"One might guess this is Miss Hepburn's picture, since she has the title role and has come to it trailing her triumphs from last year's Roman Holiday. And, indeed, she is wonderful in it - a young lady of extraordinary range of sensitive and moving expressions within such a frail and slender frame. She is even more luminous as the daughter and pet of the servants' hall than she was as a princess last year, and no more than that can be said." (Bosley Crowther, movie critic for The New York Times, 1954)
A lot of ink has been spilled covering the lives of history's most influential figures, but how much of the forest is lost for the trees? In Charles River Editors' British Legends series, listeners can get caught up to speed on the lives of Britain's most important men and women in the time it takes to finish a commute, while learning interesting facts long forgotten or never known.

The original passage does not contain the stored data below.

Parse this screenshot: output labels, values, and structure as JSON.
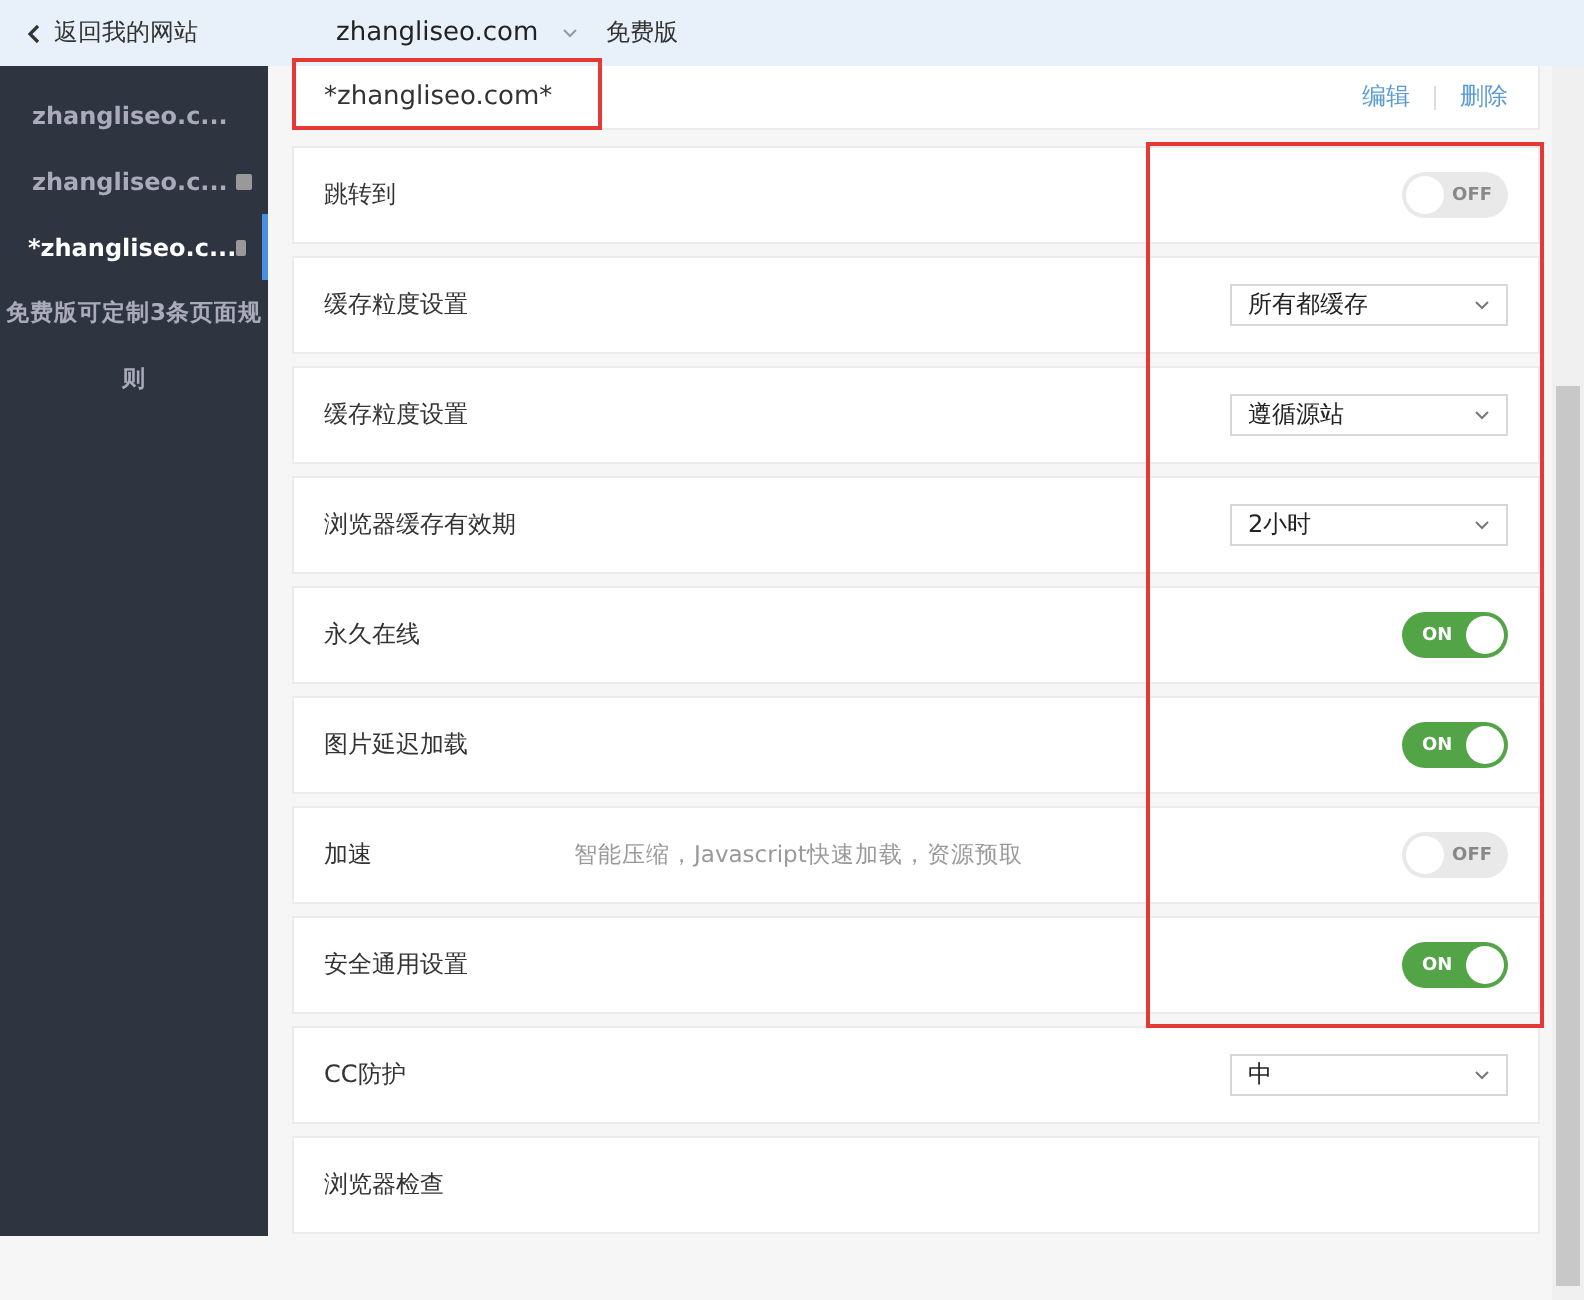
{
  "top_bar": {
    "back_link": "返回我的网站",
    "site": "zhangliseo.com",
    "plan": "免费版"
  },
  "sidebar": {
    "items": [
      {
        "label": "zhangliseo.c...",
        "selected": false,
        "has_icon": false
      },
      {
        "label": "zhangliseo.c...",
        "selected": false,
        "has_icon": true
      },
      {
        "label": "*zhangliseo.c...",
        "selected": true,
        "has_icon": true
      }
    ],
    "note": "免费版可定制3条页面规则"
  },
  "rule": {
    "title": "*zhangliseo.com*",
    "actions": [
      "编辑",
      "删除"
    ]
  },
  "settings": [
    {
      "kind": "toggle",
      "label": "跳转到",
      "on": false,
      "state_text": "OFF"
    },
    {
      "kind": "select",
      "label": "缓存粒度设置",
      "value": "所有都缓存"
    },
    {
      "kind": "select",
      "label": "缓存粒度设置",
      "value": "遵循源站"
    },
    {
      "kind": "select",
      "label": "浏览器缓存有效期",
      "value": "2小时"
    },
    {
      "kind": "toggle",
      "label": "永久在线",
      "on": true,
      "state_text": "ON"
    },
    {
      "kind": "toggle",
      "label": "图片延迟加载",
      "on": true,
      "state_text": "ON"
    },
    {
      "kind": "toggle",
      "label": "加速",
      "hint": "智能压缩，Javascript快速加载，资源预取",
      "on": false,
      "state_text": "OFF"
    },
    {
      "kind": "toggle",
      "label": "安全通用设置",
      "on": true,
      "state_text": "ON"
    },
    {
      "kind": "select",
      "label": "CC防护",
      "value": "中"
    },
    {
      "kind": "plain",
      "label": "浏览器检查"
    }
  ]
}
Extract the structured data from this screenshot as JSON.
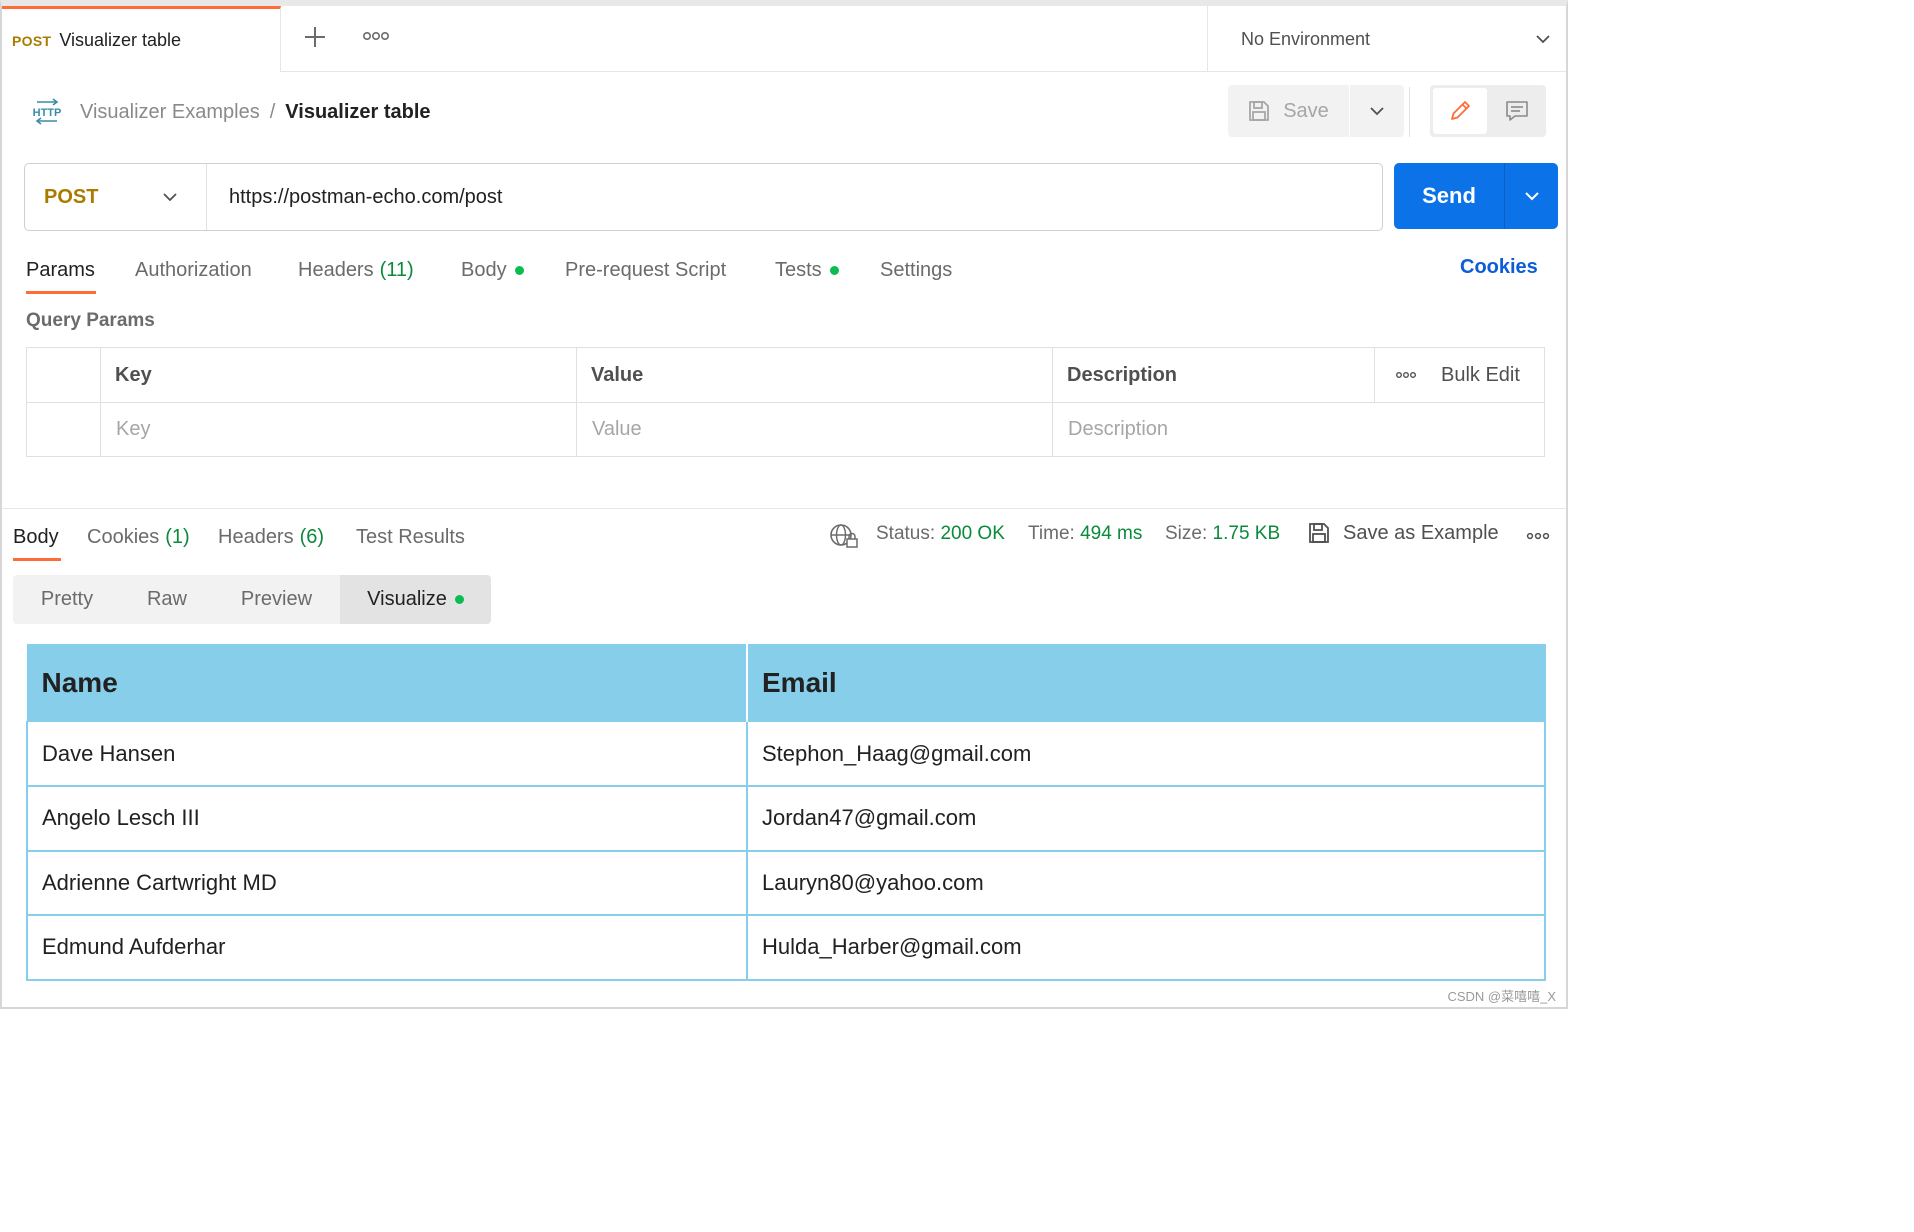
{
  "tabbar": {
    "active_tab": {
      "method": "POST",
      "title": "Visualizer table"
    },
    "environment": "No Environment"
  },
  "breadcrumb": {
    "icon_text": "HTTP",
    "parent": "Visualizer Examples",
    "separator": "/",
    "current": "Visualizer table"
  },
  "toolbar": {
    "save_label": "Save"
  },
  "request": {
    "method": "POST",
    "url": "https://postman-echo.com/post",
    "send_label": "Send"
  },
  "request_tabs": [
    {
      "label": "Params",
      "count": "",
      "dot": false
    },
    {
      "label": "Authorization",
      "count": "",
      "dot": false
    },
    {
      "label": "Headers",
      "count": "(11)",
      "dot": false
    },
    {
      "label": "Body",
      "count": "",
      "dot": true
    },
    {
      "label": "Pre-request Script",
      "count": "",
      "dot": false
    },
    {
      "label": "Tests",
      "count": "",
      "dot": true
    },
    {
      "label": "Settings",
      "count": "",
      "dot": false
    }
  ],
  "cookies_link": "Cookies",
  "query_params": {
    "title": "Query Params",
    "headers": {
      "key": "Key",
      "value": "Value",
      "description": "Description",
      "bulk_edit": "Bulk Edit"
    },
    "placeholders": {
      "key": "Key",
      "value": "Value",
      "description": "Description"
    }
  },
  "response": {
    "tabs": [
      {
        "label": "Body",
        "count": ""
      },
      {
        "label": "Cookies",
        "count": "(1)"
      },
      {
        "label": "Headers",
        "count": "(6)"
      },
      {
        "label": "Test Results",
        "count": ""
      }
    ],
    "status_label": "Status:",
    "status_value": "200 OK",
    "time_label": "Time:",
    "time_value": "494 ms",
    "size_label": "Size:",
    "size_value": "1.75 KB",
    "save_example": "Save as Example",
    "formats": [
      "Pretty",
      "Raw",
      "Preview",
      "Visualize"
    ]
  },
  "visualizer_table": {
    "headers": [
      "Name",
      "Email"
    ],
    "rows": [
      [
        "Dave Hansen",
        "Stephon_Haag@gmail.com"
      ],
      [
        "Angelo Lesch III",
        "Jordan47@gmail.com"
      ],
      [
        "Adrienne Cartwright MD",
        "Lauryn80@yahoo.com"
      ],
      [
        "Edmund Aufderhar",
        "Hulda_Harber@gmail.com"
      ]
    ]
  },
  "watermark": "CSDN @菜嘻嘻_X",
  "colors": {
    "accent": "#ff6c37",
    "send": "#0b72e7",
    "method": "#a97c00",
    "success": "#0a8a3b",
    "table_header": "#87ceeb"
  }
}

For someone whose career ended over 30 years ago, Audrey Hepburn continues to retain her popularity and exert a strong influence over how people view beauty and sophistication. She remains an American icon despite the fact that she did not even move to the United States until 1953 (at the age of 24) and spent the majority of her life living in Europe. Her characters in films such as Roman Holiday (1953) and Breakfast at Tiffany's (1961) are still held up as the paragon of delicate femininity and elegance. After undergoing a revival in popularity throughout the 1990s, her renewed popularity has refused to wane, and even though she acted in just 25 films, Hepburn is viewed in high regard by the entertainment establishment.